ARCHIVE is not your typical drag show — and not just because it actually starts on time.
It begins with four painted faces floating on a transparent screen. Disembodied in blackness, they slowly shift through a range of emotions — joy, sadness, confusion, anger, fear — until drifting closer into an amorphous blob of overlapping features.
This pre-show display (serving part Bohemian Rhapsody, part final shot of Pearl) hypnotically draws the audience into the world of the Darlings' one-hour show, while foreshadowing its themes of identity and intimacy.
The floating faces are, of course, the Darlings themselves, composed of local multidisciplinary non-binary drag artists Continental Breakfast, Maiden China, Rose Butch and PM. While you may have seen these performers lip-sync their hearts out at your drag show of choice (including here at UBC!), you probably haven’t seen them quite like this before.
In ARCHIVE, the Darlings partner with Chimerik 似不像 Collective to take the art of drag to new experimental and technical heights, with new, reworked and reimagined pieces. The show combines dance, storytelling, performance art, light shows, projections and holograms into an equally dazzling and melancholic retrospection on the last five years of the group and their Queer coming-of-age stories. The most impressive feature is the transparent screen used throughout much of the show, which plays projected images while still leaving the performers behind visible. The screen creates a dream-like effect that the Darlings take full advantage of.
Rose Butch slow-dances with holographic figures, Maiden China playfully peeks from behind the window of a childlike drawing and Continental Breakfast and PM dance in unison behind their own distorted outlines.
Each tableau plays with memories and connections between the performers, expertly woven into a nostalgic tapestry of performances. The Darlings communicate these connections in intimate scenes, like cutting each other’s nails, feeding each other the flesh of an orange and delicately undressing each other. These moments reflect how Queer and Trans people nurture each other and form chosen families where traditional supports fall short.
In another piece that recurs throughout the show, the Darlings read memories from journals — a childhood trip to the beach, trying on a binder for the first time, losing their parents' car while high on molly. The audience at first assumes each memory is the reader’s own, until slowly realizing they are actually reading snippets from each other’s lives, highlighting both the uniqueness and universality of Queer experiences.
The Birdhouse, the newest venture of Queer-and-Trans-run Eastside Studios, is an intimate and eclectic venue. While smaller than its predecessor the Warehouse (RIP), the Birdhouse offers the same artsy Queer charm (and worry not, there are still plenty of disco balls).
A room to the side of the performance space is set up as a museum of memories that attendees were free to peruse before and after the show. Projectors and TVs play some of the Darlings’ past works, including their COVID offerings, Quarantine I and Quarantine II. Couches recognizable from these quarantine projects, and presumably from the Darlings' own homes, are staged around the room.
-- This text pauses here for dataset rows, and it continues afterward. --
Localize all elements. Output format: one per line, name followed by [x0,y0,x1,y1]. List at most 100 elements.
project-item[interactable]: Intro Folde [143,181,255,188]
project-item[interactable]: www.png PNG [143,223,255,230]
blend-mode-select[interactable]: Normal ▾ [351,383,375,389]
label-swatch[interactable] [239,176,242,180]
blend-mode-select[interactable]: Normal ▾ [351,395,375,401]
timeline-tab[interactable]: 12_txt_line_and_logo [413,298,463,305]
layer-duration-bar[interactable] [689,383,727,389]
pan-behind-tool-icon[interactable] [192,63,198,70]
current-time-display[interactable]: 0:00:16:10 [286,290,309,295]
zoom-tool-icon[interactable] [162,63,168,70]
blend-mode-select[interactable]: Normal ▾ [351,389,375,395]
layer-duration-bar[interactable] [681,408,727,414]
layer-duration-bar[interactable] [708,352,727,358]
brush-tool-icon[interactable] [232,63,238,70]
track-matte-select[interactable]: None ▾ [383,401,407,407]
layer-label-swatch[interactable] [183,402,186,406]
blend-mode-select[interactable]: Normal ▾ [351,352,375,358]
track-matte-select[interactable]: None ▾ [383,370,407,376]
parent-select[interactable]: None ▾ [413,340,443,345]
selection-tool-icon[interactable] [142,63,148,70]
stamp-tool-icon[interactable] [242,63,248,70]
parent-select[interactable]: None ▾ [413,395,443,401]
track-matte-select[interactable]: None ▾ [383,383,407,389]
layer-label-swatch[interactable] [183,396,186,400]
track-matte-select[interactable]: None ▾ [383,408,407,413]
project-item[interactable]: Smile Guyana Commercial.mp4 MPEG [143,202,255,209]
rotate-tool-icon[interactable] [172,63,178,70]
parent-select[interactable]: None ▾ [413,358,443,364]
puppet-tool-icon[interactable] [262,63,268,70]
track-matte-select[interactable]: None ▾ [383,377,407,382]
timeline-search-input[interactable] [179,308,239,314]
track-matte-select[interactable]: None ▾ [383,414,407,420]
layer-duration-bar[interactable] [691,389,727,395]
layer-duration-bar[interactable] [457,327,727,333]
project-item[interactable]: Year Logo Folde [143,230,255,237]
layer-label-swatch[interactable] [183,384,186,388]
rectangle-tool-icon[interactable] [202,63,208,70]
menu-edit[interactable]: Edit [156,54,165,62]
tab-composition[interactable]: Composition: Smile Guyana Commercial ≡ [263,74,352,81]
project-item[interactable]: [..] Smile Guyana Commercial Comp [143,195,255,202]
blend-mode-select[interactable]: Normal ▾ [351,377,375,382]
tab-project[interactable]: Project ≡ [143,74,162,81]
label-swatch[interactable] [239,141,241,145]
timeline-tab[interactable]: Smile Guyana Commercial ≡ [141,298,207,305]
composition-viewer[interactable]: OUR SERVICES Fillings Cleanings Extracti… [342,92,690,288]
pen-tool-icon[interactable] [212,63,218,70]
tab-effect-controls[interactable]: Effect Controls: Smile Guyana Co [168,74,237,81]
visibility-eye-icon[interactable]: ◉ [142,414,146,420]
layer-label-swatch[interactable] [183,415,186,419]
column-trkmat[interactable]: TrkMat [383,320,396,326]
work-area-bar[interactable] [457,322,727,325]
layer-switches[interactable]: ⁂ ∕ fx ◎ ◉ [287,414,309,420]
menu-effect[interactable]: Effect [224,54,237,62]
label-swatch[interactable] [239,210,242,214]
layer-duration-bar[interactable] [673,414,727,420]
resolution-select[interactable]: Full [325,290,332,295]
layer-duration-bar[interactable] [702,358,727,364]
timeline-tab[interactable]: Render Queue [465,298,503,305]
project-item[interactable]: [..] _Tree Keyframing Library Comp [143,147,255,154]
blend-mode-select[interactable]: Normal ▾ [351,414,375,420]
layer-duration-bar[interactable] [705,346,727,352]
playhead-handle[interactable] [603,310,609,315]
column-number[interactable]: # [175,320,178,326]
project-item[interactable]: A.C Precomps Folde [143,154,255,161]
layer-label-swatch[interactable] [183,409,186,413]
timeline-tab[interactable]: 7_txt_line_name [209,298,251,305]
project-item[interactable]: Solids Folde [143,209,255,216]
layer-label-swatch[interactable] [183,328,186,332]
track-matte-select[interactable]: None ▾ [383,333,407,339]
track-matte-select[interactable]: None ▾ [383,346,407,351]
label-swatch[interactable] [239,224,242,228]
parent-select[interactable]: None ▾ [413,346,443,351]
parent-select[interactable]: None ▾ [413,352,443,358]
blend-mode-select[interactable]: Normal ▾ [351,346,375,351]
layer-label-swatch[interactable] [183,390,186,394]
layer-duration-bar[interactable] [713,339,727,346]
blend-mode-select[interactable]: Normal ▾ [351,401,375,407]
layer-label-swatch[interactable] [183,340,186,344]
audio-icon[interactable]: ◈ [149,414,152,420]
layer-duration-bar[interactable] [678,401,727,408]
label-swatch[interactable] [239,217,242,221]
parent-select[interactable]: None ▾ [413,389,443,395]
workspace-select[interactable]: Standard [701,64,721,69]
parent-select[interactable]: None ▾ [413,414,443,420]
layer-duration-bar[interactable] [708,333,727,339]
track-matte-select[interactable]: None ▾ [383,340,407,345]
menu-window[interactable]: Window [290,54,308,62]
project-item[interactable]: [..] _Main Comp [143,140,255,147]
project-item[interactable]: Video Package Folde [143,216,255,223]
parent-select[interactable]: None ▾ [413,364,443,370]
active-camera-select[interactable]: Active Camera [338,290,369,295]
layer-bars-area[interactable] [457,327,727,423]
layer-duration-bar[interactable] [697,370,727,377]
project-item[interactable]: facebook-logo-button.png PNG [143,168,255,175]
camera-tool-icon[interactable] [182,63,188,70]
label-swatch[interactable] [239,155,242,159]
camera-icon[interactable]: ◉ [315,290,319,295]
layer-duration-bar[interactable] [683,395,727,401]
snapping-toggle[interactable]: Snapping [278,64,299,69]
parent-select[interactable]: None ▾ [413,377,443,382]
Personal photos, newspaper clippings and handwritten notes hang from strings, inviting vertically challenged visitors like myself onto our tiptoes for closer inspection.
At a time when Trans rights are under attack, it’s crucial that we support art that challenges gender binaries and centres Trans expression. It’s unknown whether ARCHIVE in the form I saw on June 16 will ever be performed again, but future Darlings shows are sure to offer a similarly inventive and immersive experience that you won’t want to miss.